The result is a durable, tactile surface suitable for upholstery and accessories, embedding environmental ethics directly into material specification.

Stone was framed not as brute matter but as a carrier of time. Trono, a volcanic stone seat by Jeff Martin and crafted by Peca, begins as a clay model before being carved from a single monolithic block by artisans near Guadalajara. As one speaker explained:

“It’s one solid volcanic stone. All handcrafted around Guadalajara with people who have been working with volcanic stone for ages.”

Rather than monumentality, the piece invites slowness and pause in interiors defined by speed and lightness.

Material innovation also moved beyond tactility into sensory experience. Sebastian Ángeles’ Frequency Collection translates sound research into furniture forms, assigning pieces specific vibrational frequencies. Resendiz noted:

“Out of these patterns, the silhouettes of the collection came out. And if you sit in that chair, it’s really comfortable and something special that you wouldn’t tell by looking at it.”

Agricultural byproducts further expanded material palettes. Corn husk marquetry, avocado skin dyes, and cochineal pigments transform waste streams into architectural surfaces while preserving ancestral techniques. As one speaker summarised:

“It’s innovation, but it’s also natural and ancestral. There is nothing more simple than that.”

Lessons for Architects

Procurement & specs: Embed time for transmission and expect non-standard tolerances, patina, and “incompleteness” as aesthetic value. (“Here, your house is almost never finished.”)

Hospitality as a Testing Ground: Fonda and Cole

Hospitality emerged as the primary site where craft, regenerative materials, and community economies converge at scale. Restaurants offer emotional intensity, repeated use, and public exposure while allowing designers to prototype materials and collaborate directly with artisans. Alessio Nardi described hospitality as a form of transport design spaces that feel emotionally legible without performing tradition.

This approach is clearest in Fonda, NLD Studio’s restaurant for Chef Santiago Lastra. The name references Mexico’s neighbourhood eateries, where families open their kitchens to the community. Nardi explained:

“Fondas in Mexico are very sort of cultural places. They’re actually community restaurants where traditionally families open up their own kitchen to neighbors and strangers to offer them food and bring that community together.”

Translating that ethos into London meant placing the kitchen at the heart of the space and using ceramics, woven elements, and handcrafted lighting as emotional infrastructure rather than décor.

Craft became a social signal. 

“It doesn’t just feel like a restaurant. Because of the craft and the different materials chosen, and also because of the craftsmen, it feels like being at home.”

The Kol project extended this approach into architectural integration. Working with Fernando Lapos, NLD developed corn husk marquetry panels used as both artwork and surface finishes.

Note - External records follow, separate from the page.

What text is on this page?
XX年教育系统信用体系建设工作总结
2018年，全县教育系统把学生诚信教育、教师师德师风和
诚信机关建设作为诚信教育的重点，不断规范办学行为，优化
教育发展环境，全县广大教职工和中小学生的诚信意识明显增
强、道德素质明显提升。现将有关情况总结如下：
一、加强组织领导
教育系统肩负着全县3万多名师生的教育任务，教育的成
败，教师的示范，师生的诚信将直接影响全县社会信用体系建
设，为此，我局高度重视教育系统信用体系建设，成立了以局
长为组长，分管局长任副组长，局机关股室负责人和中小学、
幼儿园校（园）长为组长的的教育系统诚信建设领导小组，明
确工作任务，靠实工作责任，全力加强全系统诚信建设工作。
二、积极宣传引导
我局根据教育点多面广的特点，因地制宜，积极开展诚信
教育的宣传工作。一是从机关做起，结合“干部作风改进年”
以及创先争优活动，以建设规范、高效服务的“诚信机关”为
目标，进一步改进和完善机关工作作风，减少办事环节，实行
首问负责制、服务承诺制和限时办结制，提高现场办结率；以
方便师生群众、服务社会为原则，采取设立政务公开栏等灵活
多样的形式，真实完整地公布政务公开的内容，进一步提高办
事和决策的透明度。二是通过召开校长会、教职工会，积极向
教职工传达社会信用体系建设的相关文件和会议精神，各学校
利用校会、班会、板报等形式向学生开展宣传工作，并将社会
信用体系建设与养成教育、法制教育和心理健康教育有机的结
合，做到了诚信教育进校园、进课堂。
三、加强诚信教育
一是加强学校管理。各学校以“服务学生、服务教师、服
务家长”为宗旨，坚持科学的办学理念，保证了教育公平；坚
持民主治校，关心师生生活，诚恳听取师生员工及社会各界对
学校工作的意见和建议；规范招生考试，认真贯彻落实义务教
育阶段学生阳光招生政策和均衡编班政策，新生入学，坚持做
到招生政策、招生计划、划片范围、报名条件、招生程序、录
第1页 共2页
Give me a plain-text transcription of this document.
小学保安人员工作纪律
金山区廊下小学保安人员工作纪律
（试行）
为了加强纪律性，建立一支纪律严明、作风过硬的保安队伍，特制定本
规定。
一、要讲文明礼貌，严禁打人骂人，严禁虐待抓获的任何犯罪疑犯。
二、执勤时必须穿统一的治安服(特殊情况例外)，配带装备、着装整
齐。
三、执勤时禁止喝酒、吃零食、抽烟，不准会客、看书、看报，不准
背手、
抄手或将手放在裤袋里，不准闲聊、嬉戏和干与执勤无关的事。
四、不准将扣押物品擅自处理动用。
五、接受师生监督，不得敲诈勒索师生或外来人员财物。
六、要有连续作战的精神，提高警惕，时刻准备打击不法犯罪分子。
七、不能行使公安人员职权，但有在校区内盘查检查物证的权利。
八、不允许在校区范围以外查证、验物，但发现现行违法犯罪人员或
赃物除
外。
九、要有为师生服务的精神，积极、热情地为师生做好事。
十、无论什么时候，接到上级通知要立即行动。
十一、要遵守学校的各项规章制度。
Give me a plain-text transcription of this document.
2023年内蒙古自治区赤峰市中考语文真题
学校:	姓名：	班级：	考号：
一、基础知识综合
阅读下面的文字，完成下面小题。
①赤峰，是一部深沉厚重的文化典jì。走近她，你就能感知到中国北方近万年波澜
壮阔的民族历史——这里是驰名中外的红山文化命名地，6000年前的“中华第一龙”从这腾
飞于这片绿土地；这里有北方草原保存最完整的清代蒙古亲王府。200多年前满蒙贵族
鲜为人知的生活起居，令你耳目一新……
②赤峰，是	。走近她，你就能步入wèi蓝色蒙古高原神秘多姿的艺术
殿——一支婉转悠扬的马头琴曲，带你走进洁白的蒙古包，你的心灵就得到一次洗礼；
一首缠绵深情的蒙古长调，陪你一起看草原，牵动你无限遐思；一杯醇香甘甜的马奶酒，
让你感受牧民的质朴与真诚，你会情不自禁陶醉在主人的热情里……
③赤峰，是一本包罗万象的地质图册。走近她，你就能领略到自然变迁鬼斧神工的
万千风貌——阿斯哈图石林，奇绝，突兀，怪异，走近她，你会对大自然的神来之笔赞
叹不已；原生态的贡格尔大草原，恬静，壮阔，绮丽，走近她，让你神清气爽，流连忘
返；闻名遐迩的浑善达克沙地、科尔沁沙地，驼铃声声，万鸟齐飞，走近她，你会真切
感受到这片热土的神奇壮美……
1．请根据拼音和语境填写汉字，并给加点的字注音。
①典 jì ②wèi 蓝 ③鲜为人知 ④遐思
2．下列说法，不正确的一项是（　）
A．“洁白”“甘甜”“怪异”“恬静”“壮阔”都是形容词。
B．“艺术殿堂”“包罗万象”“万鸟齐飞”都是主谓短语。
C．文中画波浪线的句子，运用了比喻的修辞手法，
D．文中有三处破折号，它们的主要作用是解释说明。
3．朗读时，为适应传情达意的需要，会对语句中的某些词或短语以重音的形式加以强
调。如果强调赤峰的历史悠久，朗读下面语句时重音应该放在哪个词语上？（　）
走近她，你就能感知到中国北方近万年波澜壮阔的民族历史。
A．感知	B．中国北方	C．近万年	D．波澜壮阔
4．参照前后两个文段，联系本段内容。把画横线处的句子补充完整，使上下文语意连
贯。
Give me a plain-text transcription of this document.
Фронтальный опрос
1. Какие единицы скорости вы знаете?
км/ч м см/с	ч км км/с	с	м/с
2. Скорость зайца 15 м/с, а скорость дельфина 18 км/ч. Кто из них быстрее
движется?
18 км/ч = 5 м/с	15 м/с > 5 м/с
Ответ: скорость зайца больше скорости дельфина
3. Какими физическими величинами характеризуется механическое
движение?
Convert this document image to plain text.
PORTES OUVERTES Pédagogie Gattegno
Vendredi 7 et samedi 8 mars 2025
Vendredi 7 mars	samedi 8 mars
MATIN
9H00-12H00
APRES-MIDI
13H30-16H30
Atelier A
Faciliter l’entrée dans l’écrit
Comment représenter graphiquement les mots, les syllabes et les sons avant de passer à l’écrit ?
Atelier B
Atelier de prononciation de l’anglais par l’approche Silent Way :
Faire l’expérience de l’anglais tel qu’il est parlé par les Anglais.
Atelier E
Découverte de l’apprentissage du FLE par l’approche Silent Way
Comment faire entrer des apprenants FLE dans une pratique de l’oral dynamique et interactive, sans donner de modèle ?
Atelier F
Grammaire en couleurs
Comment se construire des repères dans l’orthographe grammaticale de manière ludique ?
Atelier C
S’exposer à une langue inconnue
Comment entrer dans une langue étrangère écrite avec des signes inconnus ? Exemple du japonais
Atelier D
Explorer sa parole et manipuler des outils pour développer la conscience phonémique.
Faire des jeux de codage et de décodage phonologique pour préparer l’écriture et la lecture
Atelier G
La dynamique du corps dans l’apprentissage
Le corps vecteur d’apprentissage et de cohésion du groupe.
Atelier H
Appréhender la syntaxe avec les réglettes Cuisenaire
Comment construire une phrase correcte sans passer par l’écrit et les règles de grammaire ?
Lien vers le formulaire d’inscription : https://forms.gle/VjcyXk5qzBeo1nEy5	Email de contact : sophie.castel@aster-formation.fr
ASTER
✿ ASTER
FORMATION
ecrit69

Nardi noted:

“We focus on exploring this technique. It then became an artwork. But then he uses it also as furniture, etc.”

This fluidity between object, surface, and spatial element allowed artisanal processes to scale without losing specificity.

Across both projects, ancestral methods become operational rather than symbolic. Craft embeds care into everyday gestures touching a door, sitting at a table, standing under a light. More importantly, social sustainability becomes a design parameter. Paying for transmission and sustaining workshops reframes hospitality from extraction into reciprocity. As one speaker put it:

“Creating platforms open to craftsmen, to creativity, to collaboration.”

Lessons for Architects

Sustainability beyond materials: Social sustainability matters — budget for knowledge transmission, workshop longevity, and long-term collaboration, not just low-impact finishes.